26 Feb עופר איתן Announced: Migrating to Adobe Experience Manager: 4 Site Structure Con…
In 2019, Adobe Experience Manager (AEM) saw a substantial increase in platform uptake, with BuiltWith now estimating there are around 18,700 websites using the platform globally.
One can assume this number is only set to increase, given Adobe’s purchase of the Magento platform.
More recently, Adobe also moved the Experience Manager to be a cloud-native SaaS application – making the CMS “more scalable and secure for content management across organizations”.
With uptake increasing and typical AEM implementations ranging from a few hundred thousand dollars for the license to $2 million-plus for the complete implementation, transitioning to this platform naturally inherits a lot of attention from C-suite and the wider business.
This often comes with the expectation that such a substantial investment will yield improved results.
It, therefore, leaves two clear areas of risk that require management and mitigation:
- The migration to AEM.
- The longer-term optimization of AEM.
A successful SEO migration in itself requires planning to make sure your multi-million dollar AEM implementation doesn’t hit the rocks post-migration.
Additionally, making sure it’s technically sound and that SEO is considered throughout the build process can impact organic search performance in the medium and long-term.
If you’re currently planning on transitioning to AEM, or currently going through the implementation build, the below considerations may be useful in helping gear your AEM platform for better long-term performance.
Adobe does have comprehensive online documentation and support for Experience Manager.
I’ll be primarily referencing documentation for AEM 6.5 (which may vary from 6.4 and 6.3 that are available via the support center).
It’s also worth noting that not all of these considerations are unique to AEM, but from past experience, they are common issues or missed optimization opportunities.
1. Defining URL Structures & Policies
Like most platforms, AEM supports custom URLs (ending in .html).

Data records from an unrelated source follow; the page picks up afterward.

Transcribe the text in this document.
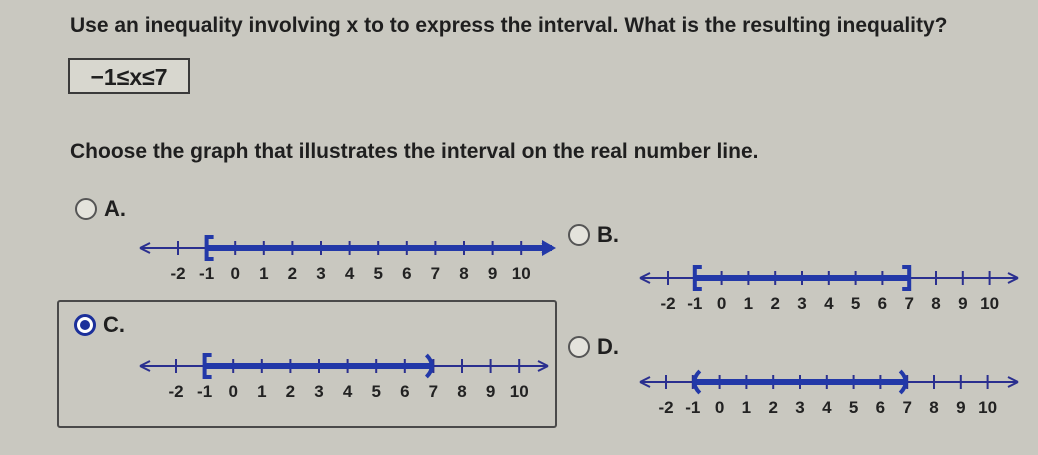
Use an inequality involving x to to express the interval. What is the resulting inequality?
−1≤x≤7
Choose the graph that illustrates the interval on the real number line.
A.
-2 -1 0 1 2 3 4 5 6 7 8 9 10
B.
-2 -1 0 1 2 3 4 5 6 7 8 9 10
C.
-2 -1 0 1 2 3 4 5 6 7 8 9 10
D.
-2 -1 0 1 2 3 4 5 6 7 8 9 10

When planning out your site structure, it’s important to define your URL policies so that content creators have set guidelines to avoid things like:
- Camel casing.
- Illegal characters.
- Odd capitalizations.
- Spaces left in URI paths.
All of which can potentially impact performance through knock-on effects, and would require effort to clear up later on.
Out of the box, all AEM webpages are stored under the file path of /content/your-brand/blah-blah-blah.html so it is possible for your homepage to be:
So you want to make use of the “vanity URLs” feature to:
- Have more user-friendly URLs.
- Avoid any conflicts if you’re serving multiple websites from the single AEM install.
Similar to Salesforce CommerceCloud and the /ondemandware/ URL strings, it can lead to HTML documents becoming accessible via multiple URLs.
This makes the canonical tag an important element to prevent duplication and confusion within search engines as to which document is the correct one to present to users.
2. Localizing URLs for International SEO
Moving on from basic URL management, if you’re designing an international website on AEM, your SEO may be recommending to translate URL strings for better user experience.
However, AEM’s core functionality relies on page names being the same across locales in order to synchronize within the CMS, so you would end up with:
This isn’t great from a localization perspective.
However, you can use an AEM function known as the sling:alias to create alias URLs, while retaining the “same page name” for the sake of the system.
For instance, you can look at the page /ru/computer.html and associate it with sling:alias=kompyuter.
Adobe’s guidance on using slings and sling selectors can be found here.
3. Creating International Site Structures
Another common issue found when auditing AEM websites is with the international setup, both with the site structure and use of geolocation features.
Within the AEM help center, they have a video from October 2018 outlining how to create global site structures.
However, it is (in my opinion) very top level and, from an SEO perspective, is lacking in terms of depth and relevancy to best practices.
Out of the box, AEM works best to a language/region setup, where you lead with a mixture of region agnostic content based on language, with some localized content.
With this setup, you have an English website, 60% of the content is region agnostic, but then 20% English for the U.S., and 20% English for Canada.
For a user navigating around the website, it is possible they could navigate to either en_us or en_ca.
These are built using a base “language copies”, such as English, with further “children” copies in other languages.
For regional localizations, such as French content for Switzerland versus French content for Belgium, they are sub-categories of the “language copies” and referred to as “live copies”.
A more common international site structure is to structure your website region or language first then language does add some additional development to out of the box AEM functionality.
AEM then also claim this can lead to some duplication of content, but then don’t mention how Hreflang can help resolve this issue.
As a result, a number of AEM websites have large, region agnostic content areas and then smaller, localized content add ons, and through Hreflang this then creates three alternate versions, which can cause performance issues and confusion within search engines as to which version is suitable to serve to users.
4. ‘Language Negotiation & Geolocation’
AEM’s documentation also recommends “language negotiation or geolocation” as considerations to improve user experience.
Language negotiation uses the user browser settings to determine the appropriate site version to display.